The forint fell to new all-time lows on Friday as poor economic data weighed on central Europe's currencies and the Hungarian unit took an additional hit as investors tried to push the forint through option barrier levels. Currencies in the region have been falling, hammered by concerns over the global economy and the impacts of the global crisis on the region's export-driven economies, and Japanese data published overnight triggered further losses.
"Recent output data from the Japanese economy, showing almost 10 percent of contraction in December, caused a huge rise in risk aversion," said Lukasz Wojtkowiak, FX analyst at Millennium bank in Warsaw. Worst hit was the forint, losing more than 3 percent on Friday, as the new falls brought it within a whisker from a key psychological level of 300 against the euro and option barrier levels built earlier near 300.
"There is a huge struggle around an option barrier at 298.50," one dealer said. The forint passed 298.50 and traded at 298.83, to hit a new record low at 299.10 only minutes later. Dealers said 300 remained a target and falls beyond that were possible. Analysts have said levels weaker than 300 may hit many households, which took out foreign currency loans in the past years.
Central banks in the region, including Hungary, have been cutting interest rates in the past months as dismal economic date pointed to a drastic slowdown in growth or in the case of Hungary, an economic contraction of 2-3 percent. A combination of recurring waves of risk aversion in global markets, poor domestic economic figures and the prospects of further monetary easing have weighed on the currencies of the region's emerging economies in the first month of the year.
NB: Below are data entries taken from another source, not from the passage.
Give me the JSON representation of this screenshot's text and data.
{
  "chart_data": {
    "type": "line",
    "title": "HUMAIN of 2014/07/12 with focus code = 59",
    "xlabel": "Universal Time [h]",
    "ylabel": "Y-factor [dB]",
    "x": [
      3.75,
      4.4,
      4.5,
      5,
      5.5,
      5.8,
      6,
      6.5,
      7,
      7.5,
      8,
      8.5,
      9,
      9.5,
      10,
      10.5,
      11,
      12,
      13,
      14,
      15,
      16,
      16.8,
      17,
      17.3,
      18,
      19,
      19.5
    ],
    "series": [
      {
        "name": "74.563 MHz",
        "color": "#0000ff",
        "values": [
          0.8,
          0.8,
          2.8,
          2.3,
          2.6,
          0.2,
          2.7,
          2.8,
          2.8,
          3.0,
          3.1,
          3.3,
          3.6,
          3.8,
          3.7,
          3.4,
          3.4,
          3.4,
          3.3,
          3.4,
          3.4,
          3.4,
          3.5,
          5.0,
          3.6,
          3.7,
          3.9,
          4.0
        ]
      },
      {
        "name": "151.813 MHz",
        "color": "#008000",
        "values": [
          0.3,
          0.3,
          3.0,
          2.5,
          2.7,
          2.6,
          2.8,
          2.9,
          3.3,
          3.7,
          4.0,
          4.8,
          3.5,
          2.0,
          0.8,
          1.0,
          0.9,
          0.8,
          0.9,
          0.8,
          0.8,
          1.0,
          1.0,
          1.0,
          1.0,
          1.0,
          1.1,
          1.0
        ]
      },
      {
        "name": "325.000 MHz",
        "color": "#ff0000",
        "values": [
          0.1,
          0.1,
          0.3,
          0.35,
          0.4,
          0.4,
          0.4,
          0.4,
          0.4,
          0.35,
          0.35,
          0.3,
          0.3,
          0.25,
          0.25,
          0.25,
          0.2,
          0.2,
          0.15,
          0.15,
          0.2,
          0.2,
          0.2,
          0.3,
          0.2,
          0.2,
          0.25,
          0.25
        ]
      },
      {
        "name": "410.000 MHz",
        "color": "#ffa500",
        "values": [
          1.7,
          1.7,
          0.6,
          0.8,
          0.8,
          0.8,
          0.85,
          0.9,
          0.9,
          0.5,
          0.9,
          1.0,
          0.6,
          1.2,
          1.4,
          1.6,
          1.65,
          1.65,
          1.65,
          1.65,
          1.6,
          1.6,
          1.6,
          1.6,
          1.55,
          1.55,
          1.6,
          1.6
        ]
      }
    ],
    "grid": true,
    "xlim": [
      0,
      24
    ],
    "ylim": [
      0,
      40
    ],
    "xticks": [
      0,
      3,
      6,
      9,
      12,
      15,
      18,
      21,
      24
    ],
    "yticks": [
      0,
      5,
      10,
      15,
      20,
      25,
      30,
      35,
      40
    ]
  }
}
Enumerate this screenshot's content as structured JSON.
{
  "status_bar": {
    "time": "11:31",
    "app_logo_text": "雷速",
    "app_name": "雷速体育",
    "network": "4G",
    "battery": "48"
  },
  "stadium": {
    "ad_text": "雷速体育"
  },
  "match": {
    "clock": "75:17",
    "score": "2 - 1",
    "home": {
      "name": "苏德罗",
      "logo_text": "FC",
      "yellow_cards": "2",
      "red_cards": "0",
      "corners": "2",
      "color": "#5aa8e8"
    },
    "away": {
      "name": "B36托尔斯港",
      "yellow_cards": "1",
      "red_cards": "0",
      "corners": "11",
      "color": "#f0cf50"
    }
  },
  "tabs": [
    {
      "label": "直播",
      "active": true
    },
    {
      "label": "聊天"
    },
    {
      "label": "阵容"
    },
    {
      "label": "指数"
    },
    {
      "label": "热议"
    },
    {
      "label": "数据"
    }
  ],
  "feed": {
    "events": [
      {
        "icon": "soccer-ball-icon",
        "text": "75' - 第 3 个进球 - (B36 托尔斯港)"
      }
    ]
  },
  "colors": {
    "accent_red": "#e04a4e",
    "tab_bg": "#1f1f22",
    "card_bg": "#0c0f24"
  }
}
The Polish zloty fell 1.75 percent against the euro to 4.467, the Czech crown lost 1.38 percent to trade at 27.955 and the Romanian leu shed 1.3 percent to 4.298. Romania started talks with the European Commission on a potential rescue loan to shore up its strained finances, an EU official said on Thursday, underlining a deepening of financial woes in eastern Europe.
Hungary also launched a $4.5 billion budget reshuffle to combat the economic crisis and data showed Polish growth slowed at the end of 2008, with several analysts saying it could now slip into recession in the first half of 2009. In Poland analysts also said concerns over the 2009 budget are unsupportive for the debt market. "There's a concern the government will not be able to balance this year's budget," said Pawel Bialczynski, dealer at BRE bank in Warsaw.